If you’re in the market for an RV, you should be ready for adventure — and ready for some serious conversations about your finances. Buying an RV is a huge decision that shouldn’t be made lightly.
Thankfully, doing a little bit of prep work can save you in the long run from making a purchase you’ll come to regret.
Your Financial Situation
The interest rate you’ll be able to secure on your RV loan will depend on your current income, your financial history, and the amount of money you’re able to pay as a downpayment. Before you shop for RVs, take a realistic look at your finances. Once you know you’re going to be able to afford an RV, shop around for an interest rate before you go RV shopping so you’ll know what you can expect to pay throughout the lifetime of your loan.

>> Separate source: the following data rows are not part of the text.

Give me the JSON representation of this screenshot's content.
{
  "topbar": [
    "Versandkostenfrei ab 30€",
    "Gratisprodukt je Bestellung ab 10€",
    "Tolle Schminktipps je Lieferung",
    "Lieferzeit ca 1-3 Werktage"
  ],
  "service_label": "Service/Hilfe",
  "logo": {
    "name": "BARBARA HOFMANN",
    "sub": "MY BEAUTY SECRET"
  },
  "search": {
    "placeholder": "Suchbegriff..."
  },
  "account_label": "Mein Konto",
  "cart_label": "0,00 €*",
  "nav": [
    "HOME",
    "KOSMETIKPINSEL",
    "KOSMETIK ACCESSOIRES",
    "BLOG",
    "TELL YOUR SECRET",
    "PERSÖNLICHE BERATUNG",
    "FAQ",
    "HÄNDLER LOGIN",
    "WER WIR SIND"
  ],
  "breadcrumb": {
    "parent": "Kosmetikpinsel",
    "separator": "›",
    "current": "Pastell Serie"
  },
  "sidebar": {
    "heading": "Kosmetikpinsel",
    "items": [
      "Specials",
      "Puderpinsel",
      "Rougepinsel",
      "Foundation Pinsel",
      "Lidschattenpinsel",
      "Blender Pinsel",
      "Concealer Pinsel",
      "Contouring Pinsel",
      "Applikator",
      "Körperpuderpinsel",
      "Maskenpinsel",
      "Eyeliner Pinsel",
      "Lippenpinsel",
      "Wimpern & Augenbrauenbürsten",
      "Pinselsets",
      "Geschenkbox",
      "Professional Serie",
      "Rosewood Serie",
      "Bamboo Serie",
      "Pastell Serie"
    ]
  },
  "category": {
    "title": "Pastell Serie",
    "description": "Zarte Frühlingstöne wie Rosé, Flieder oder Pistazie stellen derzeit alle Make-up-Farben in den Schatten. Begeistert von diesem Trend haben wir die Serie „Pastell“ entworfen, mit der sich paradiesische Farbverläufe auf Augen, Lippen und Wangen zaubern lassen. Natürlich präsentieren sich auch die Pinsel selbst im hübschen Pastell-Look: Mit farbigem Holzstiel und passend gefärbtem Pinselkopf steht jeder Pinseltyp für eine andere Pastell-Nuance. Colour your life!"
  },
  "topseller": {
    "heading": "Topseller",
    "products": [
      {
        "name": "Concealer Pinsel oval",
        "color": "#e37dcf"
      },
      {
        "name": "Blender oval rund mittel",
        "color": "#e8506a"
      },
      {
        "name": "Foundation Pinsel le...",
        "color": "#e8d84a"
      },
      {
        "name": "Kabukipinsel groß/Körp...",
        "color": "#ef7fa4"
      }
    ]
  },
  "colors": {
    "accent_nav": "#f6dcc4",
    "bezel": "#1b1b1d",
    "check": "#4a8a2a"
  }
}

How Much RV Can You Afford?
Financially, buying an RV combines all of the worst aspects of buying a car and of buying a home. Like a car, an RV depreciates quickly. You can expect to lose about 20% the moment you drive it off the lot, and more later, depending on the class type, proper maintenance, and types of damages. This is a big amount of money considering how much many RVs cost (more in the range you’d associate with small homes than with vehicles).
As you’re figuring out the sticker price you can afford, you also need to take into account your ability to pay back the loan on the RV before it depreciates.
RV Sticker Price
Really, an RV’s sticker price is only the beginning. Of course, you need to have an idea of what range of RVs you should be considering, but you also need to realize that there are many other costs that go into affording an RV.
To get an idea of what sticker price you should be aiming for, work backward.
- First, pick a reasonable time loan period (10-15 years is standard). Multiply that number by 12. If you’re aiming to pay back your loan in 10 years, that means 120 — 15 years means 180.
- Next, figure out how much you’re reasonably able to pay per month. This amount will depend on a lot of factors, including your income and current other debts. For this example, let’s say you can afford $1,500 per month.
- Next, multiply your first number by your monthly figure. In this example, a 10-year loan gives us 120 x 1,500 = 180,000 and a 15-year loan gives us 180 x 1,500 = 270,000.
You might think that this number gives you the sticker price you can afford, but that would be a big oversimplification. First, you need to account for maintenance.
If you’re on the road full-time, you can expect to add about anywhere from $13,000 to over 20,000 in costs per year to your RV’s sticker price. The cost of repairs and parts can range from 500 to $2,000, depending on the RV.
Deduct this amount from the amount you can afford. For our 10-year and 15-year loan examples, let’s assume we’re on the road for the summer each year and deduct $5,000 in maintenance costs from our ideal sticker price.
That brings our ideal sticker price down to 130,000 for the 10-year loan and 195,000 for the 15-year loan. Notice that I didn’t put any dollar signs yet, because we’re definitely not done doing the math. In addition to maintenance, you’ll also need to account for the downpayment you’ll need and the interest you will be paying on the loan. At the minimum, you should aim to put down 20% on an RV — so if you don’t have $26,000 saved, you have no business purchasing a $130,000 RV.
Don’t Go Underwater
So let’s continue our above example but assume we only have $15,000 to put as a downpayment on an RV. At most, we should be looking for a $75,000 RV, even if we can “afford” $130,000 of RV — because if you can’t afford the downpayment, you’re going to go underwater on your loan the moment you drive your RV off of the lot, and that’s never a good idea.
Seriously, you really don’t want to owe more on your RV than it is worth. If your RV is ever totaled or stolen, you will want to avoid having to pay back a loan on an RV that you don’t even possess anymore.
What About The Future Resale Value?
When considering how much RV you can afford, you should never speculate about how much you can expect to get for it when you sell it. Why? Well, for one, if you own the RV for more than 17 years, it will have pretty much zero resale value. For another, you’ll never really know how much money you’ll get for it or how long it will take you to sell. Play it safe and only buy something you can afford forever.